Using MDF, the researchers compared the ratio of different mercury isotopes in their samples. That ratio provides a unique chemical signature, or fingerprint, that can be used as a diagnostic tool to compare environmental samples from various locations.
The latest study involved collecting daily rainfall samples in July 2009 from four sites surrounding a coal-fired power plant in Crystal River, Fla., which is on the Gulf of Mexico coast roughly 80 miles north of Tampa.
The Crystal River coal-fired power plant is the largest single source of mercury emissions in Florida, and it is the only significant source of mercury emissions within 30 miles of Crystal River. Rainfall samples were also collected at nine other sites scattered across Florida, far from Crystal River.
When mercury from the samples was analyzed in the lab, it was clear that rainfall collected near the power plant displayed a distinct---and highly unusual---isotopic signature.
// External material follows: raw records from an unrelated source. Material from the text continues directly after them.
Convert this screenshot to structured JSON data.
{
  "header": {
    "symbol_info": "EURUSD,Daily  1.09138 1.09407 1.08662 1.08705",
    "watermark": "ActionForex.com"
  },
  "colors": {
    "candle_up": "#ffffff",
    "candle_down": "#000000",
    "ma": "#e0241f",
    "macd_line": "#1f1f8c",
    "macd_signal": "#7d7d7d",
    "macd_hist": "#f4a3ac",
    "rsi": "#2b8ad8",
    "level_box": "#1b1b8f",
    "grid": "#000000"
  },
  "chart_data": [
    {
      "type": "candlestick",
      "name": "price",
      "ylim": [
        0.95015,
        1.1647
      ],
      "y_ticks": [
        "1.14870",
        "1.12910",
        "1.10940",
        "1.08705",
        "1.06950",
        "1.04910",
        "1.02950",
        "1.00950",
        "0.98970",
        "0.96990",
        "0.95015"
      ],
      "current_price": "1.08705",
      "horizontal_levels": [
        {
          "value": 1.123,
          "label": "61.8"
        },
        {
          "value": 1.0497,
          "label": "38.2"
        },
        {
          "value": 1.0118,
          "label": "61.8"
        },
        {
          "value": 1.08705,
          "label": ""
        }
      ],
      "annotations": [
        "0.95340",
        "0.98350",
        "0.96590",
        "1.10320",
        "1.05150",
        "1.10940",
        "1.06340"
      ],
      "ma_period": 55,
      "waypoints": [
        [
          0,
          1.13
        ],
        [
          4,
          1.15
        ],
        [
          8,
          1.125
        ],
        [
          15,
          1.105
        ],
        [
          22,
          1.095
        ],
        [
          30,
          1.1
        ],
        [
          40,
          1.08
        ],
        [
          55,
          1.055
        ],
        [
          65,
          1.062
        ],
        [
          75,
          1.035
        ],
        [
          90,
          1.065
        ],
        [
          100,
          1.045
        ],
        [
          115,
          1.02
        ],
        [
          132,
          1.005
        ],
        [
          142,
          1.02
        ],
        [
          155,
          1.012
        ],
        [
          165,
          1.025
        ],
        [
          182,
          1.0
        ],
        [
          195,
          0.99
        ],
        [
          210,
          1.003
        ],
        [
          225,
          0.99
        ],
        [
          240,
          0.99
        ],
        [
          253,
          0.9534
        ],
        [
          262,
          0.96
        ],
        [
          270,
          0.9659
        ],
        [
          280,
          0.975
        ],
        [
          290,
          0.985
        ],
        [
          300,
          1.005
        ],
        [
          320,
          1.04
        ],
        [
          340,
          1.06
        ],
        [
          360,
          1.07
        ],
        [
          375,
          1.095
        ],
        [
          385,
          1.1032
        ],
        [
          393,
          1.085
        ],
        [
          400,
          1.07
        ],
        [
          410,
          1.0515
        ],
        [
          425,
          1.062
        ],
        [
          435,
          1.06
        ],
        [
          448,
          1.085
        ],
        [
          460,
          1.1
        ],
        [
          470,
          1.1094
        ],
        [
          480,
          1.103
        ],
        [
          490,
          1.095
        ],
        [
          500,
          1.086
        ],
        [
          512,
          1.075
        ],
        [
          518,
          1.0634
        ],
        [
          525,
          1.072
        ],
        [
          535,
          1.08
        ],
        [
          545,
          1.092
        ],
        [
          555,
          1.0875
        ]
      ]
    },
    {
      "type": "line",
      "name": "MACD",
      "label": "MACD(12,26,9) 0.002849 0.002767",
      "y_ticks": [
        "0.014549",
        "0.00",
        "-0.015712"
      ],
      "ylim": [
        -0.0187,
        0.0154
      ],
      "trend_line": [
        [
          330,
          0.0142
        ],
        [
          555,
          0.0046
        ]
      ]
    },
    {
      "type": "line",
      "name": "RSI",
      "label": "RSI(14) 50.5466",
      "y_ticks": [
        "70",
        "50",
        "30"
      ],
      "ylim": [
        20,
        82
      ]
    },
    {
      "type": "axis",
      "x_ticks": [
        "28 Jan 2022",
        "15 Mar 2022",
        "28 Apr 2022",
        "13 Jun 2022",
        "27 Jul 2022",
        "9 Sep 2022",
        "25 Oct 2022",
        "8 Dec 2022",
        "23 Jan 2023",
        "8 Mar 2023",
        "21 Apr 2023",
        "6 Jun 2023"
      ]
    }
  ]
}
Samples from the nine collection sites in other parts of the state showed mercury isotope fingerprints that were similar to each other and strikingly different from the Crystal River samples.
"This study represents the first use of stable mercury ratios to investigate the near-source mercury deposition resulting from coal combustion," Blum said. "We're very excited about this result, in part because it is technically difficult, and also because we've been told for years that it couldn't be done."
The project did not include smokestack measurements of mercury emissions from the power plant. However, Sherman and her colleagues did acquire coal samples from the same regions in eastern Kentucky and West Virginia that supplied coal to the Crystal River plant in July 2009.
Isotopic analysis of the coal samples yielded mercury isotope fingerprints similar to, but not identical to, those from the four nearby rainfall-collection sites. This indicates that processing of coal before combustion and partial retention of mercury by emissions-control devices actually enhances the isotopic contrast between power plant mercury and mercury in the regional background, Blum said.
Other authors of the Environmental Science & Technology paper include the late Gerald Keeler, who directed the U-M Air Quality Laboratory; Jason Demers of the U-M Department of Earth and Environmental Sciences; and Timothy Dvonch, who is the current director of the U-M Air Quality Laboratory.